El compañero Moro, Sir Tomás Moro, describe en el segundo libro de la obra que llamamos “Utopía” (el que escribió primero), un régimen político y una isla donde todas las casas son más o menos iguales y los ciudadanos las intercambian “cada diez años por sorteo”, las vestimentas son más o menos iguales, las jornadas de trabajo están reglamentadas, “son de seis horas”, “dedican ocho al sueño y las horas libres como deseen, pero son estimulados a realizar actividades que desarrollan la creatividad y la inteligencia”, la propiedad privada no existe, “Los habitantes se consideran más agricultores que propietarios…. realizan por turnos las labores agrícolas”, “No dejan que las gallinas incuben los huevos. Someten a estos a una especie de calor constante que los vitaliza y empolla”, la población se rige por un sistema democrático, los gobernantes son elegidos anualmente, y existe, entre tantas otras cosas bellas, libertad religiosa y plena tolerancia y vocación pacifista.
Las ideas más radicales figuran, como se dijo anteriormente, no en el segundo sino en el primer libro, en el “Diálogo del eximio Rafael Hitlodeo sobre la mejor forma de comunidad política”.
Así, por ejemplo, como cuando habla sobre la pena de muerte que se inflige a los ladrúnculos:
“La casualidad me hizo encontrar, un día en que estaba comiendo con el cardenal, a un laico versado en nuestras leyes. Este comenzó, no sé a qué propósito, a ponderar la dura justicia que se administraba a los ladrones. Contaba complacido cómo en diversas ocasiones había visto a más de veinte colgados de una misma cruz. No salía de su asombro al observar que siendo tan pocos los que superaban tan atroz prueba, fueran tantos los que por todas partes seguían robando.
-No debes extrañarte de ello -me atreví a contestarle delante del Cardenal-: semejante castigo infligido a los ladrones ni es justo ni útil. Es desproporcionadamente cruel como castigo de los robos e ineficaz como remedio. Un robo no es un crimen merecedor de la pena capital. Ni hay castigo tan horrible que prive de robar a quien tiene que comer y vestirse y no halla otro medio de conseguir su sustento. No parece sino que en esto, tanto en Inglaterra como en otros países, imitáis a los malos pedagogos: prefieren azotar a educar. Se promulgan penas terribles y horrendos suplicios contra los ladrones, cuando en realidad lo que habría que hacer es arbitrar medios de vida. ¿No sería mejor que nadie se viera en la necesidad de robar para no tener que sufrir después por ello la pena capital?”
O bien cuando se queja de las ovejas que se comen a los hombres:
-Hay, además, otras causas del robo. Existe otra, a mi juicio, que es peculiar de vuestro País (Inglaterra).

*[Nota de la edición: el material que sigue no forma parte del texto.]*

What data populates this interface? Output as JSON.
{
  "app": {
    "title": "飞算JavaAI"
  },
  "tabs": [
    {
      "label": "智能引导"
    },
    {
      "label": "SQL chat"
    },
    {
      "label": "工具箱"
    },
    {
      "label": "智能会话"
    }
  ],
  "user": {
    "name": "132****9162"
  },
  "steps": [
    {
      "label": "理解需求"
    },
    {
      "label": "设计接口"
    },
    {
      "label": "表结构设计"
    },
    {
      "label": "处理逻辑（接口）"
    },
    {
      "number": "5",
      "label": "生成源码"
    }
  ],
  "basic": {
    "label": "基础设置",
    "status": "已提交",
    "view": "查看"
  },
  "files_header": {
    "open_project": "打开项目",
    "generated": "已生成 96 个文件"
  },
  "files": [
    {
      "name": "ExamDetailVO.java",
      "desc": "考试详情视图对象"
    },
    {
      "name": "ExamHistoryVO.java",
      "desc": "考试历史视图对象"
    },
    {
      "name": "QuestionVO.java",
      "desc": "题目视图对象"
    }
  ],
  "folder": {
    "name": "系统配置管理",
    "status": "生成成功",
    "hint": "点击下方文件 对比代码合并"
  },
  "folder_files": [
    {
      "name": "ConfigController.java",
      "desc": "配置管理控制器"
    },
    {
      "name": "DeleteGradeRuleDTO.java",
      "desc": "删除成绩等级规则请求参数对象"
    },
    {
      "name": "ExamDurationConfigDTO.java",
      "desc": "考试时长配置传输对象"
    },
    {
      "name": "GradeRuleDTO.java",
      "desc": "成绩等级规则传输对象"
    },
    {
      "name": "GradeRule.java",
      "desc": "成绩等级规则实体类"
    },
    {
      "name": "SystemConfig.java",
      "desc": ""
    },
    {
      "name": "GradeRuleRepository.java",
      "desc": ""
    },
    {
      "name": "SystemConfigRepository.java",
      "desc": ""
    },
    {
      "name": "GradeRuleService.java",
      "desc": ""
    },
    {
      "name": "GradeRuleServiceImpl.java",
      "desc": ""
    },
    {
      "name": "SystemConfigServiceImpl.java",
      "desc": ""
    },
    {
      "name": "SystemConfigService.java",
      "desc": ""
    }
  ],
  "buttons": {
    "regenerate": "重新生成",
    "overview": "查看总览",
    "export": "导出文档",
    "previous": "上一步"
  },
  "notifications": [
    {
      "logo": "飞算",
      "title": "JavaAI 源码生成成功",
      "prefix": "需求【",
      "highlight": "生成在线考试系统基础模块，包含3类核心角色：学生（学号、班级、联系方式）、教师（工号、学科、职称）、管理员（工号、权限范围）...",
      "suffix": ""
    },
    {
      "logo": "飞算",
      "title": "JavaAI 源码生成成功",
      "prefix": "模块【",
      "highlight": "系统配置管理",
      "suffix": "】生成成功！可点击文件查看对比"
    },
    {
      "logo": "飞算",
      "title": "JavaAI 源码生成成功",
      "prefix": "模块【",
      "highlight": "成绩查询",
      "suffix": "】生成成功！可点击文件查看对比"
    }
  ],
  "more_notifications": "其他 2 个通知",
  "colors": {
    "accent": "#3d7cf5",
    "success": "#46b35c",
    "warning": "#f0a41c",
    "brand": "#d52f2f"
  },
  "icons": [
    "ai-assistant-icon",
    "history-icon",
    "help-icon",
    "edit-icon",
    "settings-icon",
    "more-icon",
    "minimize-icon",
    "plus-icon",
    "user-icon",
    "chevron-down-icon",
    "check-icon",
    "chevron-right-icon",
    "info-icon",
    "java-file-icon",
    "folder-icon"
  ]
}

-¿Cuál es? —preguntó el Cardenal.
-Las ovejas —contesté— vuestras ovejas. Tan mansas y tan acostumbradas a alimentarse con sobriedad, son ahora, según dicen, tan voraces y asilvestradas que devoran hasta a los mismos hombres, devastando campos y asolando casas y aldeas. Vemos, en efecto, a los nobles, los ricos y hasta a los mismos abades, santos varones, en todos los lugares del reino donde se cría la lana más fina y más cara. No contentos con los beneficios y rentas anuales de sus posesiones, y no bastándoles lo que tenían para vivir con lujo y ociosidad, a cuenta del bien común -cuando no en su perjuicio- ahora no dejan nada para cultivos. Lo cercan todo, y para ello, si es necesario derribar casas, destruyen las aldeas no dejando en pie más que las iglesias que dedican a establo de las ovejas. No satisfechos con los espacios reservados a caza y viveros, estos piadosos varones convierten en pastizales desiertos todos los cultivos y granjas.
Para que uno de estos garduños —inexplicable y atroz peste del pueblo— pueda cercar una serie de tierras unificadas con varios miles de yugadas, ha tenido que forzar a sus colonos a que le vendan sus tierras. Para ello, unas veces se ha adelantado a cercarlas con engaño, otras les ha cargado de injurias, y otras los ha acorralado con pleitos y vejaciones. Y así tienen que marcharse como pueden hombres, mujeres, maridos, esposas, huérfanos, viudas, padres con hijos pequeños, familias más numerosas que ricas, pues la tierra necesita muchos brazos.”
Sobre la pena de muerte es particularmente incisivo y reiterativo:
“ -Mi última convicción, Santísimo Padre -le dije yo- es que es totalmente injusto quitar la vida a un hombre por haber robado dinero. Pues creo que la vida de un hombre es superior a todas las riquezas que puede proporcionar la fortuna. Si a esto se me responde que con ese castigo se repara la justicia ultrajada y las leyes conculcadas y no la riqueza, entonces diré que, en tal caso, el supremo derecho es la suprema injusticia. Porque las leyes no han de aceptarse como imperativos manlianos, de forma que a la menor transgresión haya que echar mano de la espada. Ni los principios estoicos hay que tomarlos tan al pie de la letra que todas las culpas queden homologadas, y no haya diferencia entre matar a un hombre o robarle su dinero. Estas dos cosas, hablando con honradez, no tienen ni parecido ni semejanza.”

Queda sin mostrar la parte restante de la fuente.